Incidentally, the multiple citations Churchill made in last year's Mellen Press article to the maliciously pro-fraud tryworks blog persist in this year's Works and Days version, despite the fact that tryworks was disappeared (for the second time) six months ago.



Comments are open and unmoderated, and do not necessarily reflect the views of PirateBallerina. Obscene, abusive, threatening, silly, or annoying remarks may be deleted, but the fact that particular comments remain on the site in no way constitutes an endorsement of their views by PirateBallerina.

Geez! It appears that the Perfesser, who is incapable of dazzling anyone with his non-existent brilliance is doing his best to baffle eveyone with his marvelous gift of bullsh*t.

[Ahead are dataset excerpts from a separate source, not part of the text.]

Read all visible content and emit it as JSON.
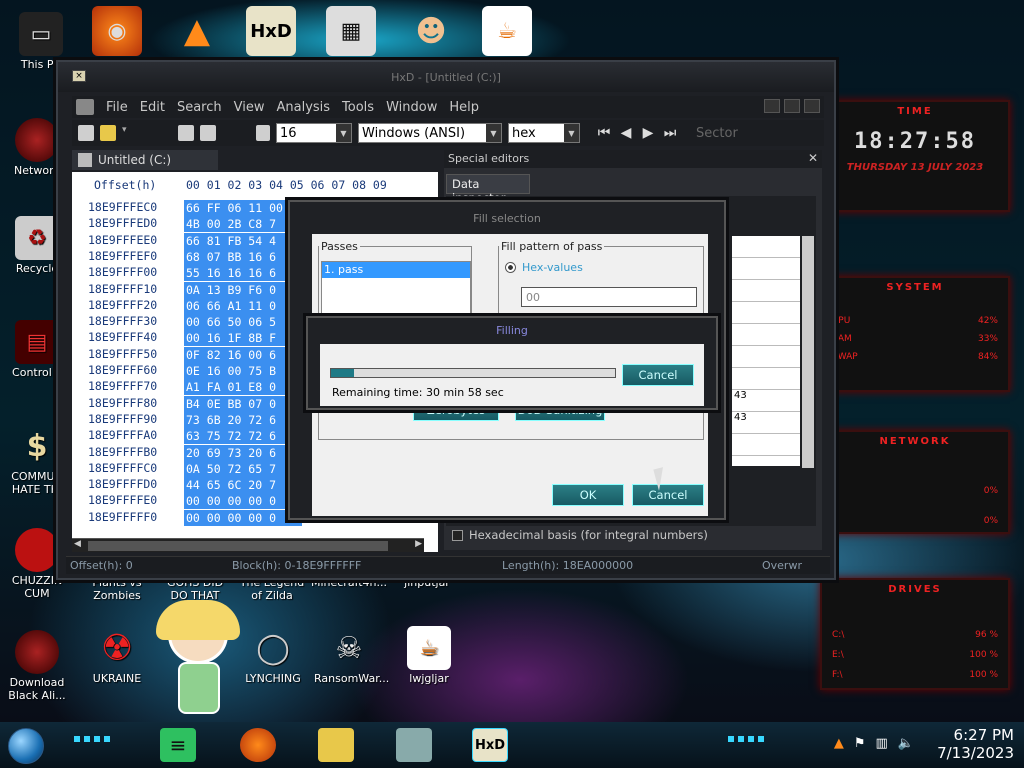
{
  "desktop": {
    "top_icons": [
      {
        "label": "This PC"
      },
      {
        "label": ""
      },
      {
        "label": ""
      },
      {
        "label": ""
      },
      {
        "label": ""
      },
      {
        "label": ""
      },
      {
        "label": ""
      }
    ],
    "left_icons": [
      {
        "label": "Network"
      },
      {
        "label": "Recycle"
      },
      {
        "label": "Control P"
      },
      {
        "label": "COMMUN HATE THI"
      },
      {
        "label": "CHUZZIN CUM"
      },
      {
        "label": "Download Black Ali..."
      }
    ],
    "row_icons_behind": [
      "Plants vs Zombies",
      "GOHS DID DO THAT",
      "The Legend of Zilda",
      "Minecraft4n...",
      "jinputjar"
    ],
    "bottom_icons": [
      "UKRAINE",
      "LYNCHING",
      "RansomWar...",
      "lwjgljar"
    ]
  },
  "hxd": {
    "title": "HxD - [Untitled (C:)]",
    "sys_glyph": "×",
    "menu": [
      "File",
      "Edit",
      "Search",
      "View",
      "Analysis",
      "Tools",
      "Window",
      "Help"
    ],
    "toolbar": {
      "bytes_per_row": "16",
      "charset": "Windows (ANSI)",
      "display": "hex",
      "sector_label": "Sector"
    },
    "file_tab": "Untitled (C:)",
    "hex_header": {
      "offset_label": "Offset(h)",
      "columns": "00 01 02 03 04 05 06 07 08 09"
    },
    "rows": [
      {
        "addr": "18E9FFFEC0",
        "bytes": "66 FF 06 11 00"
      },
      {
        "addr": "18E9FFFED0",
        "bytes": "4B 00 2B C8 7"
      },
      {
        "addr": "18E9FFFEE0",
        "bytes": "66 81 FB 54 4"
      },
      {
        "addr": "18E9FFFEF0",
        "bytes": "68 07 BB 16 6"
      },
      {
        "addr": "18E9FFFF00",
        "bytes": "55 16 16 16 6"
      },
      {
        "addr": "18E9FFFF10",
        "bytes": "0A 13 B9 F6 0"
      },
      {
        "addr": "18E9FFFF20",
        "bytes": "06 66 A1 11 0"
      },
      {
        "addr": "18E9FFFF30",
        "bytes": "00 66 50 06 5"
      },
      {
        "addr": "18E9FFFF40",
        "bytes": "00 16 1F 8B F"
      },
      {
        "addr": "18E9FFFF50",
        "bytes": "0F 82 16 00 6"
      },
      {
        "addr": "18E9FFFF60",
        "bytes": "0E 16 00 75 B"
      },
      {
        "addr": "18E9FFFF70",
        "bytes": "A1 FA 01 E8 0"
      },
      {
        "addr": "18E9FFFF80",
        "bytes": "B4 0E BB 07 0"
      },
      {
        "addr": "18E9FFFF90",
        "bytes": "73 6B 20 72 6"
      },
      {
        "addr": "18E9FFFFA0",
        "bytes": "63 75 72 72 6"
      },
      {
        "addr": "18E9FFFFB0",
        "bytes": "20 69 73 20 6"
      },
      {
        "addr": "18E9FFFFC0",
        "bytes": "0A 50 72 65 7"
      },
      {
        "addr": "18E9FFFFD0",
        "bytes": "44 65 6C 20 7"
      },
      {
        "addr": "18E9FFFFE0",
        "bytes": "00 00 00 00 0"
      },
      {
        "addr": "18E9FFFFF0",
        "bytes": "00 00 00 00 0"
      }
    ],
    "special_editors": {
      "title": "Special editors",
      "tab": "Data inspector",
      "grid_tail": [
        "",
        "",
        "",
        "",
        "",
        "",
        "",
        "43",
        "43",
        ""
      ],
      "checkbox_label": "Hexadecimal basis (for integral numbers)"
    },
    "status": {
      "offset": "Offset(h): 0",
      "block": "Block(h): 0-18E9FFFFFF",
      "length": "Length(h): 18EA000000",
      "mode": "Overwr"
    }
  },
  "fill_dialog": {
    "title": "Fill selection",
    "passes_legend": "Passes",
    "pass_item": "1. pass",
    "pattern_legend": "Fill pattern of pass",
    "radio_label": "Hex-values",
    "hex_value": "00",
    "zerobytes_label": "Zerobytes",
    "dod_label": "DoD Sanitizing",
    "ok_label": "OK",
    "cancel_label": "Cancel"
  },
  "progress_dialog": {
    "title": "Filling",
    "remaining": "Remaining time: 30 min 58 sec",
    "cancel_label": "Cancel",
    "progress_fraction": 0.08
  },
  "gadget": {
    "time_title": "TIME",
    "clock": "18:27:58",
    "date": "THURSDAY 13 JULY 2023",
    "system_title": "SYSTEM",
    "system_rows": [
      [
        "CPU",
        "42%"
      ],
      [
        "RAM",
        "33%"
      ],
      [
        "SWAP",
        "84%"
      ]
    ],
    "network_title": "NETWORK",
    "network_rows": [
      [
        "",
        "0%"
      ],
      [
        "",
        "0%"
      ]
    ],
    "drives_title": "DRIVES",
    "drive_rows": [
      [
        "C:\\",
        "96 %"
      ],
      [
        "E:\\",
        "100 %"
      ],
      [
        "F:\\",
        "100 %"
      ]
    ]
  },
  "taskbar": {
    "time": "6:27 PM",
    "date": "7/13/2023"
  },
  "colors": {
    "accent_cyan": "#38d8ff",
    "selection_blue": "#3b8ff0",
    "alien_red": "#e22222"
  }
}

BTW! Can I be an honorary jack booted thug? I can furnish my own jack boots :=)

  — Boe - 28 March '09 - 14:19
I seem to recall you volunteering for jackbooted thug service a while back, Boe. Didn't you get your induction papers?

  — jwpaine (URL) - 28 March '09 - 14:26
Sorry JW!! The mail has been slow these days. The papers haven't arrived yet.

  — Boe - 28 March '09 - 15:15
Oh, Whitmer... needing some vitriolic, morally blind defense of your idol here...



Whitmer is out there somewhere. Just have to rub the Lamp of Social Justice three times...

  — Wm T Sherman - 28 March '09 - 19:07
Sounds like Michael Bellesiles method of historical research - fabricated facts, items taken out of context, mis-stated citations. Not really history at all, but more of the same garbage that has been passed of as scholarship in the identity studies fields, especially ethnic and gender studies, but also sections of fields like anthropology and history.